L’introduction du marxisme, comme idéologie (matérialisme historique) et ligne d’action politique (lutte des classes), est assez tardive en France. Le syndicalisme révolutionnaire, brimé par la législation, se développe difficilement dans un contexte économique peu favorable et sans lien avec un parti politique. L’anarchisme, dans la mouvance de Proudhon, puis dopé par les événements de la Commune de Paris, reste longtemps influent. A la fin du xixe siècle, la gauche est devenue parlementaire, laïque, jacobine. Elle reste profondément nationale mais, attachée à l’universalisme des droits de l’homme, elle se partage entre internationalisme et exaltation des valeurs républicaines, anti- et pro-colonialisme. Tous les hommes de gauche ne sont pas dreyfusards. Mais ils se battent pour la République, le suffrage universel, l’abolition de l’esclavage, le développement de l’instruction publique, la liberté de la presse. Pourtant, l’identité de l’homme de gauche n’émerge que lentement. Le clivage droite-gauche demeure mouvant, voire incertain.

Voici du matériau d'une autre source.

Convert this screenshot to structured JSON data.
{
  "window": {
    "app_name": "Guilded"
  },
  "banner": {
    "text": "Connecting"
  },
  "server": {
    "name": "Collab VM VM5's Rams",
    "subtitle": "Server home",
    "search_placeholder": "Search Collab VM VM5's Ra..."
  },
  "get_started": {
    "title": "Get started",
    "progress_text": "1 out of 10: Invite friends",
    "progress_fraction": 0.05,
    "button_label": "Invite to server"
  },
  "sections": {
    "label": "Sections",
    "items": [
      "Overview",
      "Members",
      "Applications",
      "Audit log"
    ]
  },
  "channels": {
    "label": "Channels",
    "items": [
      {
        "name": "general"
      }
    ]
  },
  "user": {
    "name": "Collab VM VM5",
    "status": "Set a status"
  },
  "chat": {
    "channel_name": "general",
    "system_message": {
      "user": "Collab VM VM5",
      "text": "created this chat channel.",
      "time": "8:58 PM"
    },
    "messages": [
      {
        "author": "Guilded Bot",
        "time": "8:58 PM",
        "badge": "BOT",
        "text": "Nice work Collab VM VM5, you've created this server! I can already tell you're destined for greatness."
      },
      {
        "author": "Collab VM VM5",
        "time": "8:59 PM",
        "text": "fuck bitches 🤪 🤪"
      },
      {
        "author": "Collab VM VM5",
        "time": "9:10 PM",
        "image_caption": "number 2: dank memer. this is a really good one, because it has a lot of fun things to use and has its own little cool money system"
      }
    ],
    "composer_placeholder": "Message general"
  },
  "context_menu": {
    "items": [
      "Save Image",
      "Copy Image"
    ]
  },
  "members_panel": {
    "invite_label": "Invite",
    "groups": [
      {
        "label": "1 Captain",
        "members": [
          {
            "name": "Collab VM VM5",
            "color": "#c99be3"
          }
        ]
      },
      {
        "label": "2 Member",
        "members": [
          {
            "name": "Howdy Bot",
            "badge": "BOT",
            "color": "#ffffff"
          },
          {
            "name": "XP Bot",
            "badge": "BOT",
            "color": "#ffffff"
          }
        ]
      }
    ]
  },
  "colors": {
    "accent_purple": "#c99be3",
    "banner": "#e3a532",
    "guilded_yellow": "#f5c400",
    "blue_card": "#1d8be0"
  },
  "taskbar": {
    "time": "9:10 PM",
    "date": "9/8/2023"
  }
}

Le second volume a pour titre : « xxe siècle : à l’épreuve de l’histoire ». Il commence par un long développement (le quart du volume) sur le « peuple de gauche », pour montrer comment les gauches s’inscrivent désormais dans l’histoire non seulement sous la forme d’idées ou de doctrines mais de personnalités individuelles et collectives bien dessinées. Y tiennent une place importante les radicaux de toutes tendances (radicaux de gouvernement et radicaux intransigeants, radicaux en trompe-l’œil qui ont présidé aux destinées de la France de 1901 à 1914, radicaux des années 30). Le socialisme au xxe siècle produit de grandes figures de la vie politique française, de Jean Jaurès à Léon Blum, Michel Rocard et François Mitterrand. Beaucoup de ces personnalités n’ont pas connu que le parti socialiste (Sfio ou PS). Certains l’ont rejoint après un engagement plus modéré, d’autres ont suivi un chemin inverse. Aucun d’entre eux n’est ouvrier ; la plupart appartiennent aux professions intellectuelles (enseignants, journalistes), hauts fonctionnaires, ou professions libérales. Les cadres intermédiaires offrent une image plus nuancée mais appartiennent aux catégories des instituteurs ou des employés administratifs. Entre les ouvriers rassemblés dans les syndicats et les socialistes, il y a moins convergence que méfiance sinon rivalité. D’autres éléments entrent en ligne de compte : la nébuleuse laïque et anticléricale, et une greffe chrétienne qui s’effectue difficilement dans les années 70. Cela explique que le Parti socialiste aura toujours du mal à se structurer. Dans la gauche, une composante anarchique reste présente.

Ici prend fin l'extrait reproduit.